How can climate finance promote climate resilience?
As climate change impacts become more apparent, the need for systemic climate resilience becomes clearer. Focusing the climate resilience of specific assets or businesses alone is not sufficient. Entire systems of production and critical infrastructure networks need to be made climate resilient. How can the financing be provided that is necessary for this?
This panel, hosted by the European Bank for Reconstruction and Development (EBRD) during November 2021's COP26, explores views and needs from different key stakeholders across public and private industries, with particular emphasis on the role of Multilateral Development Banks and global initiatives to advance practical solutions.
About the EBRD
The EBRD is an international financial institution that supports projects from central Europe to central Asia, including the following EEA member and cooperating countries: Bosnia and Herzegovina, Bulgaria, Croatia, Cyprus Estonia, Greece, Hungary, Kosovo, Latvia, Lithuania, Montenegro, North Macedonia, Poland, Romania, Serbia, Slovakia, Slovenia and Turkey. The EBRD is owned by 63 countries, the EU and the European Investment Bank.
Many of the countries in which the EBRD operates are particularly vulnerable to climate change. This is in part because of their geographical location and characteristics, but also a consequence of historic under-investment, which has resulted in aging infrastructure and facilities that are less able to withstand changes in climatic conditions.
The bank fosters transition towards open and democratic market economies through investment and technical cooperation. The Bank invests primarily in private sector clients whose needs cannot be fully met by the market, by providing loans, equity participation and guarantees to companies of all sizes and in a wide range of sectors.

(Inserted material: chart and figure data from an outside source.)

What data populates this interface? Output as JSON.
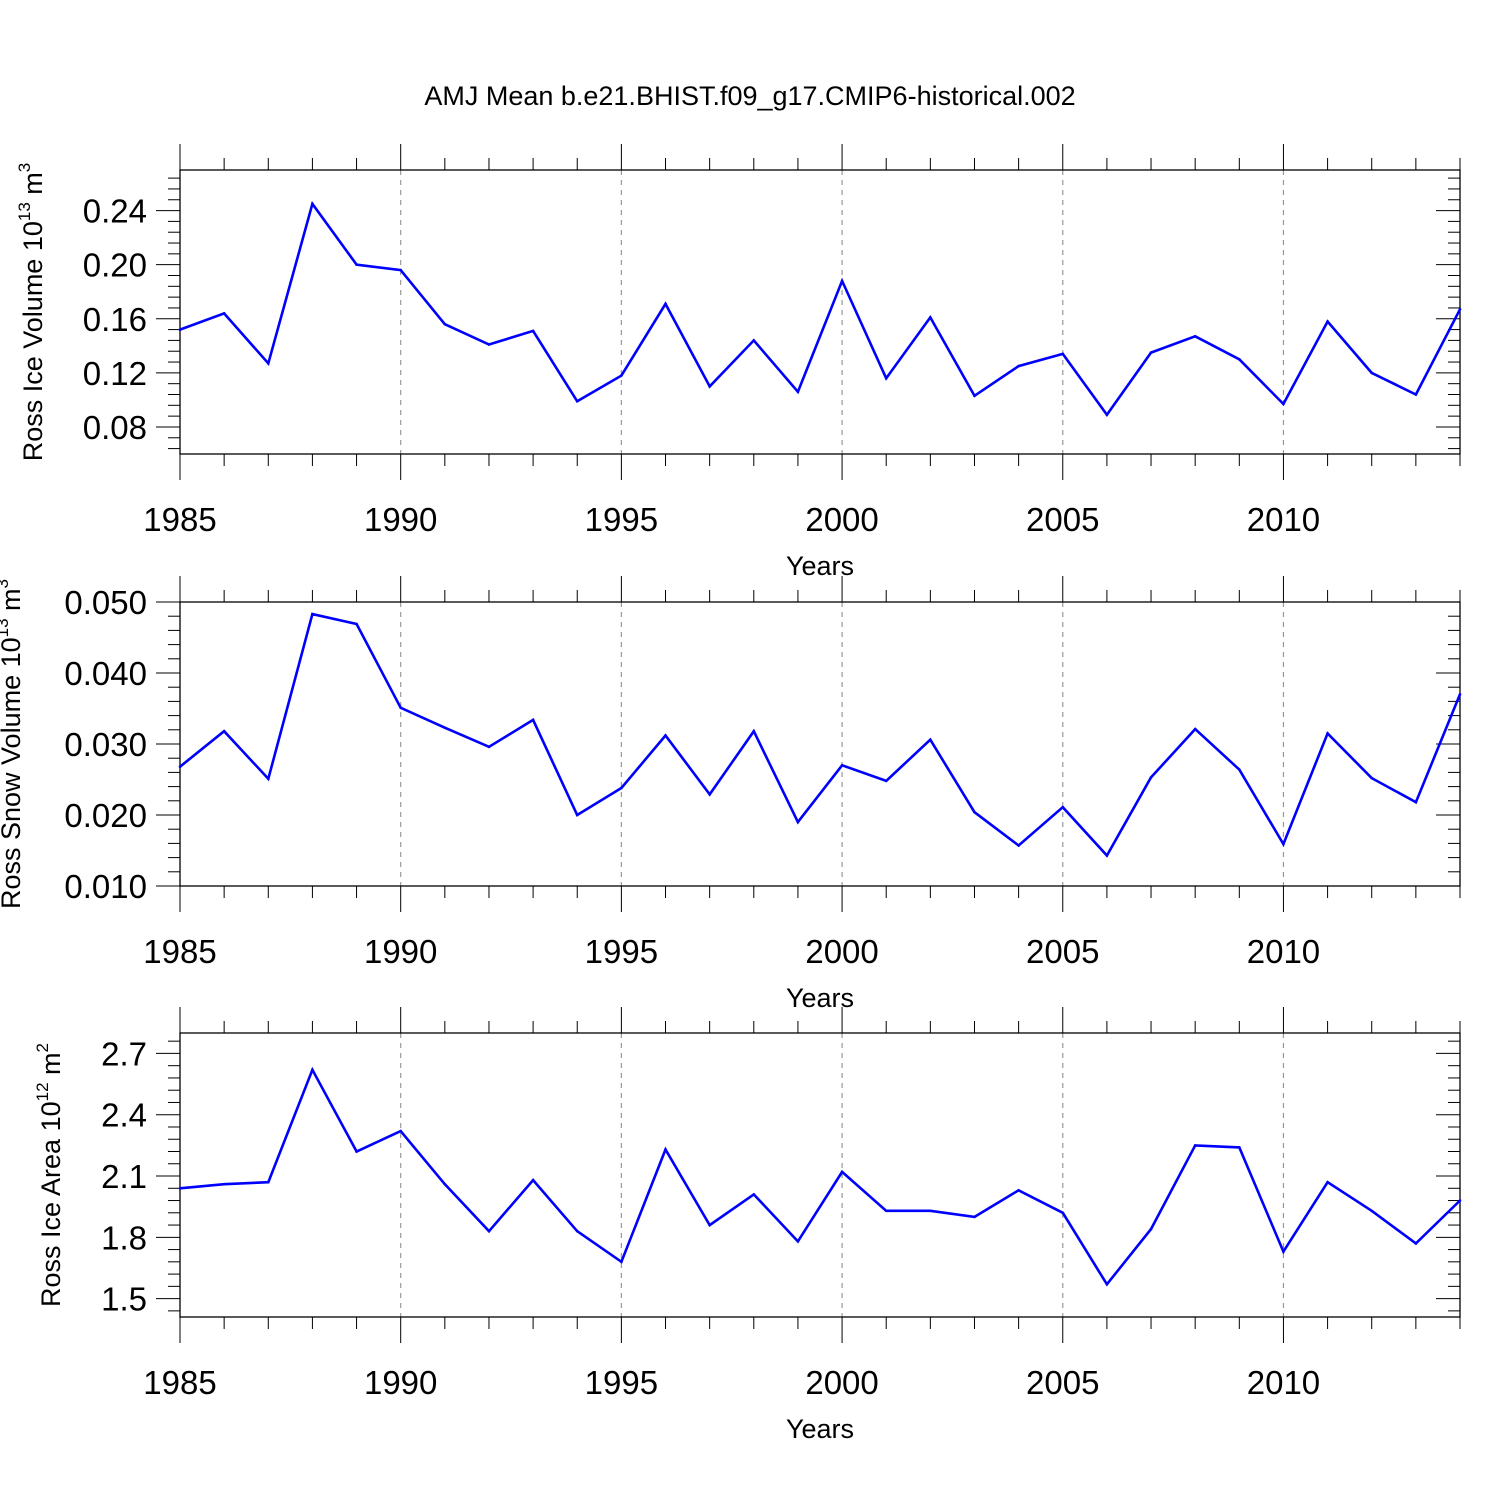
{
  "figure": {
    "title": "AMJ Mean b.e21.BHIST.f09_g17.CMIP6-historical.002"
  },
  "chart_data": [
    {
      "type": "line",
      "title": "",
      "xlabel": "Years",
      "ylabel": "Ross Ice Volume 10",
      "ylabel_exp": "13",
      "ylabel_unit": " m",
      "ylabel_unit_exp": "3",
      "xlim": [
        1985,
        2014
      ],
      "ylim": [
        0.06,
        0.27
      ],
      "xticks": [
        1985,
        1990,
        1995,
        2000,
        2005,
        2010
      ],
      "xtick_labels": [
        "1985",
        "1990",
        "1995",
        "2000",
        "2005",
        "2010"
      ],
      "yticks": [
        0.08,
        0.12,
        0.16,
        0.2,
        0.24
      ],
      "ytick_labels": [
        "0.08",
        "0.12",
        "0.16",
        "0.20",
        "0.24"
      ],
      "grid": "vertical dashed at labeled years",
      "color": "#0000ff",
      "x": [
        1985,
        1986,
        1987,
        1988,
        1989,
        1990,
        1991,
        1992,
        1993,
        1994,
        1995,
        1996,
        1997,
        1998,
        1999,
        2000,
        2001,
        2002,
        2003,
        2004,
        2005,
        2006,
        2007,
        2008,
        2009,
        2010,
        2011,
        2012,
        2013,
        2014
      ],
      "values": [
        0.152,
        0.164,
        0.127,
        0.245,
        0.2,
        0.196,
        0.156,
        0.141,
        0.151,
        0.099,
        0.118,
        0.171,
        0.11,
        0.144,
        0.106,
        0.188,
        0.116,
        0.161,
        0.103,
        0.125,
        0.134,
        0.089,
        0.135,
        0.147,
        0.13,
        0.097,
        0.158,
        0.12,
        0.104,
        0.167
      ]
    },
    {
      "type": "line",
      "title": "",
      "xlabel": "Years",
      "ylabel": "Ross Snow Volume 10",
      "ylabel_exp": "13",
      "ylabel_unit": " m",
      "ylabel_unit_exp": "3",
      "xlim": [
        1985,
        2014
      ],
      "ylim": [
        0.01,
        0.05
      ],
      "xticks": [
        1985,
        1990,
        1995,
        2000,
        2005,
        2010
      ],
      "xtick_labels": [
        "1985",
        "1990",
        "1995",
        "2000",
        "2005",
        "2010"
      ],
      "yticks": [
        0.01,
        0.02,
        0.03,
        0.04,
        0.05
      ],
      "ytick_labels": [
        "0.010",
        "0.020",
        "0.030",
        "0.040",
        "0.050"
      ],
      "grid": "vertical dashed at labeled years",
      "color": "#0000ff",
      "x": [
        1985,
        1986,
        1987,
        1988,
        1989,
        1990,
        1991,
        1992,
        1993,
        1994,
        1995,
        1996,
        1997,
        1998,
        1999,
        2000,
        2001,
        2002,
        2003,
        2004,
        2005,
        2006,
        2007,
        2008,
        2009,
        2010,
        2011,
        2012,
        2013,
        2014
      ],
      "values": [
        0.0268,
        0.0318,
        0.0251,
        0.0483,
        0.0469,
        0.0351,
        0.0323,
        0.0296,
        0.0334,
        0.02,
        0.0238,
        0.0312,
        0.0229,
        0.0318,
        0.019,
        0.027,
        0.0248,
        0.0306,
        0.0204,
        0.0157,
        0.0211,
        0.0143,
        0.0253,
        0.0321,
        0.0264,
        0.0159,
        0.0315,
        0.0252,
        0.0218,
        0.037
      ]
    },
    {
      "type": "line",
      "title": "",
      "xlabel": "Years",
      "ylabel": "Ross Ice Area 10",
      "ylabel_exp": "12",
      "ylabel_unit": " m",
      "ylabel_unit_exp": "2",
      "xlim": [
        1985,
        2014
      ],
      "ylim": [
        1.41,
        2.8
      ],
      "xticks": [
        1985,
        1990,
        1995,
        2000,
        2005,
        2010
      ],
      "xtick_labels": [
        "1985",
        "1990",
        "1995",
        "2000",
        "2005",
        "2010"
      ],
      "yticks": [
        1.5,
        1.8,
        2.1,
        2.4,
        2.7
      ],
      "ytick_labels": [
        "1.5",
        "1.8",
        "2.1",
        "2.4",
        "2.7"
      ],
      "grid": "vertical dashed at labeled years",
      "color": "#0000ff",
      "x": [
        1985,
        1986,
        1987,
        1988,
        1989,
        1990,
        1991,
        1992,
        1993,
        1994,
        1995,
        1996,
        1997,
        1998,
        1999,
        2000,
        2001,
        2002,
        2003,
        2004,
        2005,
        2006,
        2007,
        2008,
        2009,
        2010,
        2011,
        2012,
        2013,
        2014
      ],
      "values": [
        2.04,
        2.06,
        2.07,
        2.62,
        2.22,
        2.32,
        2.06,
        1.83,
        2.08,
        1.83,
        1.68,
        2.23,
        1.86,
        2.01,
        1.78,
        2.12,
        1.93,
        1.93,
        1.9,
        2.03,
        1.92,
        1.57,
        1.84,
        2.25,
        2.24,
        1.73,
        2.07,
        1.93,
        1.77,
        1.98
      ]
    }
  ]
}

The EBRD supports its clients in identifying those climate change impacts that are likely to affect their operations. This is expected to lead to the formulation of adaptation strategies that increase resilience through improved practices, and investments in measures and technologies that are better suited to a changing and more variable climate, and which reduce long-term risk.
The EBRD’s work on climate change adaptation reaches many sectors of the economy, such as water supplies, hydropower generation, coastal infrastructure and water-intensive industries such as agribusiness and mining. Investments in making these sectors climate resilient can help businesses to reduce costs and increase competitiveness over the lifetime of the projects and avoid stranded assets.